O Brasil arrisca perder protagonismo em: financiamento climático; fundos de restauração florestal; parcerias de transição energética justa.
5. Impactos diretos para a Amazônia e para a população tradicional
5.1. Expansão do desmatamento e queimadas
O novo marco:
flexibiliza a abertura de rodovias e empreendimentos em áreas sensíveis; reduz mitigação e condicionantes ambientais; aumenta o risco de grilagem, avanço agropecuário e conflitos fundiários.
5.2. Violação de direitos territoriais
A supressão de salvaguardas atinge: povos indígenas; quilombolas; ribeirinhos; pescadores artesanais.
A insegurança territorial e o atropelamento de consultas prévias (Convenção 169 da OIT) tendem a se intensificar.
5.3. Saúde pública e poluição
A liberação de empreendimentos autodeclaratórios coloca em risco: cursos d’água; abastecimento urbano; qualidade do ar; áreas de pesca artesanal (quase 2 milhões de brasileiros dependem dessa atividade).
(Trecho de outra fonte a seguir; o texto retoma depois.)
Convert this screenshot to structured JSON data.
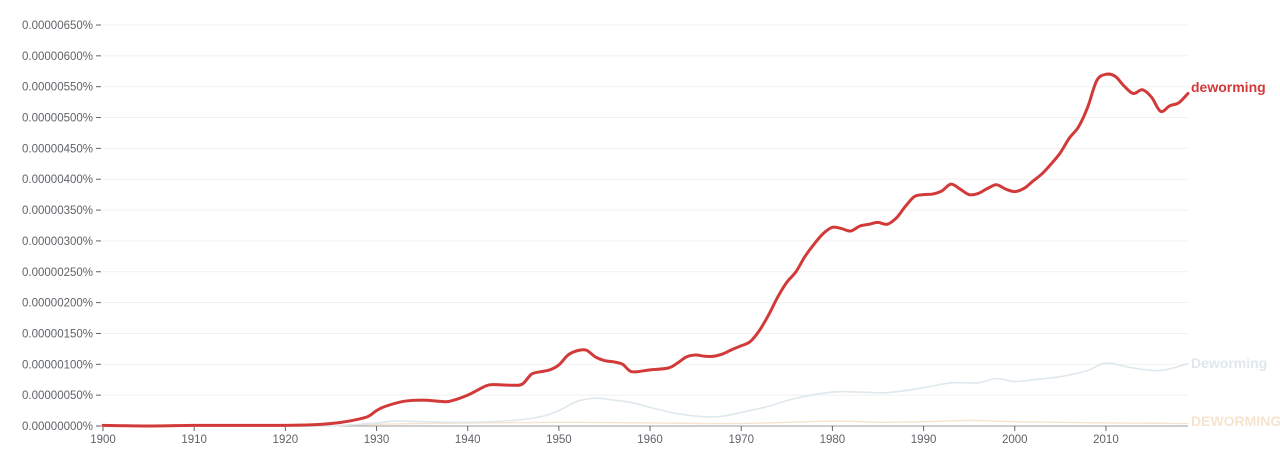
{
  "chart_data": {
    "type": "line",
    "xlim": [
      1900,
      2019
    ],
    "ylim": [
      0,
      6.5e-06
    ],
    "grid": true,
    "legend_placement": "right-end-labels",
    "y_ticks": [
      {
        "value": 0.0,
        "label": "0.00000000%"
      },
      {
        "value": 5e-07,
        "label": "0.00000050%"
      },
      {
        "value": 1e-06,
        "label": "0.00000100%"
      },
      {
        "value": 1.5e-06,
        "label": "0.00000150%"
      },
      {
        "value": 2e-06,
        "label": "0.00000200%"
      },
      {
        "value": 2.5e-06,
        "label": "0.00000250%"
      },
      {
        "value": 3e-06,
        "label": "0.00000300%"
      },
      {
        "value": 3.5e-06,
        "label": "0.00000350%"
      },
      {
        "value": 4e-06,
        "label": "0.00000400%"
      },
      {
        "value": 4.5e-06,
        "label": "0.00000450%"
      },
      {
        "value": 5e-06,
        "label": "0.00000500%"
      },
      {
        "value": 5.5e-06,
        "label": "0.00000550%"
      },
      {
        "value": 6e-06,
        "label": "0.00000600%"
      },
      {
        "value": 6.5e-06,
        "label": "0.00000650%"
      }
    ],
    "x_ticks": [
      {
        "value": 1900,
        "label": "1900"
      },
      {
        "value": 1910,
        "label": "1910"
      },
      {
        "value": 1920,
        "label": "1920"
      },
      {
        "value": 1930,
        "label": "1930"
      },
      {
        "value": 1940,
        "label": "1940"
      },
      {
        "value": 1950,
        "label": "1950"
      },
      {
        "value": 1960,
        "label": "1960"
      },
      {
        "value": 1970,
        "label": "1970"
      },
      {
        "value": 1980,
        "label": "1980"
      },
      {
        "value": 1990,
        "label": "1990"
      },
      {
        "value": 2000,
        "label": "2000"
      },
      {
        "value": 2010,
        "label": "2010"
      }
    ],
    "series": [
      {
        "name": "deworming",
        "color": "#d23a3a",
        "x": [
          1900,
          1905,
          1910,
          1915,
          1920,
          1923,
          1925,
          1927,
          1929,
          1930,
          1931,
          1933,
          1935,
          1937,
          1938,
          1940,
          1942,
          1943,
          1945,
          1946,
          1947,
          1948,
          1949,
          1950,
          1951,
          1952,
          1953,
          1954,
          1955,
          1956,
          1957,
          1958,
          1960,
          1962,
          1963,
          1964,
          1965,
          1966,
          1967,
          1968,
          1969,
          1970,
          1971,
          1972,
          1973,
          1974,
          1975,
          1976,
          1977,
          1978,
          1979,
          1980,
          1981,
          1982,
          1983,
          1984,
          1985,
          1986,
          1987,
          1988,
          1989,
          1990,
          1991,
          1992,
          1993,
          1994,
          1995,
          1996,
          1997,
          1998,
          1999,
          2000,
          2001,
          2002,
          2003,
          2004,
          2005,
          2006,
          2007,
          2008,
          2009,
          2010,
          2011,
          2012,
          2013,
          2014,
          2015,
          2016,
          2017,
          2018,
          2019
        ],
        "y": [
          1e-08,
          0.0,
          1e-08,
          1e-08,
          1e-08,
          2e-08,
          4e-08,
          8e-08,
          1.5e-07,
          2.5e-07,
          3.2e-07,
          4e-07,
          4.2e-07,
          4e-07,
          4e-07,
          5e-07,
          6.5e-07,
          6.7e-07,
          6.6e-07,
          6.8e-07,
          8.4e-07,
          8.8e-07,
          9.1e-07,
          9.9e-07,
          1.15e-06,
          1.22e-06,
          1.23e-06,
          1.12e-06,
          1.06e-06,
          1.04e-06,
          1e-06,
          8.8e-07,
          9.1e-07,
          9.4e-07,
          1.02e-06,
          1.12e-06,
          1.15e-06,
          1.13e-06,
          1.13e-06,
          1.17e-06,
          1.24e-06,
          1.3e-06,
          1.37e-06,
          1.55e-06,
          1.8e-06,
          2.09e-06,
          2.33e-06,
          2.5e-06,
          2.75e-06,
          2.95e-06,
          3.12e-06,
          3.22e-06,
          3.2e-06,
          3.16e-06,
          3.24e-06,
          3.27e-06,
          3.3e-06,
          3.27e-06,
          3.37e-06,
          3.56e-06,
          3.72e-06,
          3.75e-06,
          3.76e-06,
          3.81e-06,
          3.92e-06,
          3.84e-06,
          3.75e-06,
          3.77e-06,
          3.85e-06,
          3.91e-06,
          3.84e-06,
          3.8e-06,
          3.85e-06,
          3.97e-06,
          4.09e-06,
          4.25e-06,
          4.43e-06,
          4.67e-06,
          4.85e-06,
          5.17e-06,
          5.6e-06,
          5.7e-06,
          5.67e-06,
          5.51e-06,
          5.39e-06,
          5.45e-06,
          5.33e-06,
          5.1e-06,
          5.19e-06,
          5.24e-06,
          5.39e-06
        ]
      },
      {
        "name": "Deworming",
        "color": "#dfe8ec",
        "x": [
          1900,
          1910,
          1920,
          1925,
          1930,
          1932,
          1935,
          1940,
          1945,
          1948,
          1950,
          1952,
          1954,
          1956,
          1958,
          1960,
          1963,
          1966,
          1968,
          1970,
          1973,
          1976,
          1980,
          1983,
          1986,
          1990,
          1993,
          1996,
          1998,
          2000,
          2002,
          2005,
          2008,
          2010,
          2013,
          2016,
          2019
        ],
        "y": [
          0.0,
          0.0,
          0.0,
          0.0,
          5e-08,
          8e-08,
          7e-08,
          6e-08,
          9e-08,
          1.5e-07,
          2.5e-07,
          4e-07,
          4.5e-07,
          4.2e-07,
          3.8e-07,
          3e-07,
          2e-07,
          1.5e-07,
          1.6e-07,
          2.2e-07,
          3.2e-07,
          4.5e-07,
          5.5e-07,
          5.5e-07,
          5.4e-07,
          6.2e-07,
          7e-07,
          7e-07,
          7.7e-07,
          7.2e-07,
          7.5e-07,
          8e-07,
          9e-07,
          1.02e-06,
          9.4e-07,
          9e-07,
          1.01e-06
        ]
      },
      {
        "name": "DEWORMING",
        "color": "#f6e4cf",
        "x": [
          1900,
          1920,
          1928,
          1935,
          1950,
          1960,
          1970,
          1980,
          1985,
          1990,
          1995,
          2000,
          2010,
          2019
        ],
        "y": [
          0.0,
          0.0,
          2e-08,
          4e-08,
          6e-08,
          5e-08,
          4e-08,
          8e-08,
          6e-08,
          7e-08,
          9e-08,
          7e-08,
          5e-08,
          4e-08
        ]
      }
    ]
  }
}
6. O tiro no pé do Agronegócio: riscos competitivos e comerciais
6.1. Perda de mercados de alto valor agregado
Diversos mercados premium (UE, Reino Unido, Japão, EUA) exigem: deforestation-free supply chains; rastreabilidade; comprovação de licenciamento robusto.
A flexibilização cria suspeição sistêmica sobre toda a produção brasileira, mesmo a legal.
6.2. Piora do risco-país ambiental
O rebaixamento pode afetar: linhas de financiamento verde (Green Bonds); investimentos privados externos; seguros agrícolas.
6.3. Pressão internacional contra commodities brasileiras
É provável: aumento de barreiras não tarifárias ambientais; auditorias internacionais obrigatórias; bloqueio de lotes inteiros, penalizando produtores regulares.
6.4. Reputação e ESG — o novo calcanhar de Aquiles
Agroindústrias dependem cada vez mais de: certificações; due diligence de cadeias; verificação independente.
Uma legislação permissiva invalida certificados e afeta diretamente exportadores, cooperativas e embarcadores.
7. Consequências geopolíticas internas e externas
7.1. Divórcio entre Congresso e Governo Federal
A sessão semipresencial e esvaziada, marcada mais por assessores que por parlamentares, reforça: protagonismo do Legislativo; isolamento do Executivo; erosão da coordenação institucional.
7.2. Reação de parceiros internacionais
É previsível: endurecimento de cláusulas ambientais nos acordos comerciais; vigilância ampliada sobre petróleo, portos, hidrovias e mineração na Amazônia; questionamentos diplomáticos sobre violações de direitos indígenas.
8. — Um retrocesso que amplia riscos e compromete o futuro econômico do país
O “PL da Devastação” não acelera o desenvolvimento — ele:
aumenta o risco estrutural para empreendimentos sérios; prejudica o agronegócio competitivo e legal; compromete compromissos internacionais; desorganiza o sistema de licenciamento; agrava vulnerabilidades de comunidades tradicionais e populações da Amazônia; mancha a credibilidade climática do Brasil.
A flexibilização ampla e mal calibrada se transforma, portanto, em um passivo econômico, ambiental, diplomático e reputacional de grandes proporções.
“O mundo já não compra irresponsabilidade. O Brasil não pode se dar ao luxo de vender devastação.”